UPDATE: I have added both Zen and Blueprint themes as possible base themes for subthemes, this should open it up to more themers and provide some competitive spirit:)
Phase two was amassing a gigantic repo of free and open source themes that were not only free, but beautiful as well. I have around 500 to-be-ported at the moment but believe me when I tell you there are thousands, possibly in the realm of 3000+.
Phase three was more tricky, scheming a year off work so I can do this. I have taken a year sabbatical and will work on this nearly full time from August onwards. The downside is I actually have to study at the same time and write a thesis so I can only be "mostly full time".

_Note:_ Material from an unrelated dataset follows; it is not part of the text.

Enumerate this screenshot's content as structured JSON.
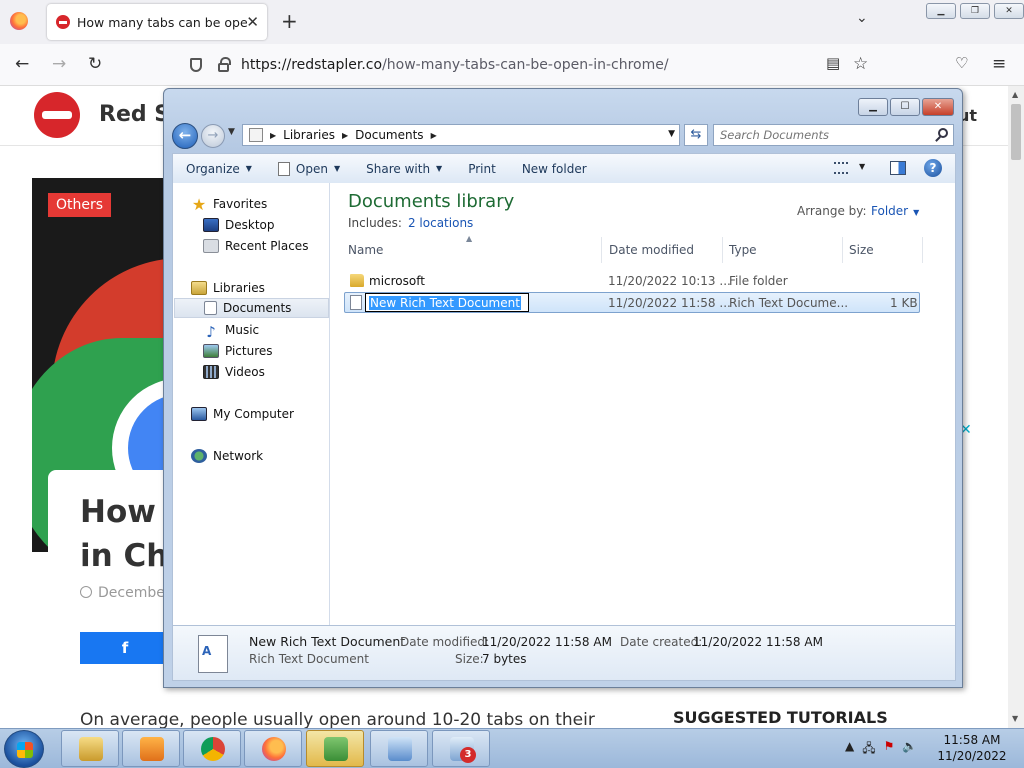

Phase four is now - building the 3rdWorld Themes websites and porting the first couple of themes. I have only done two themes so far due to all my other commitments and the need to wind up professional contracts up until late June. Then I take a month off in July and start back in earnest in August.
Please understand the site is in early beta, I will be adding Views soon enough so we can sort and filter more effectively.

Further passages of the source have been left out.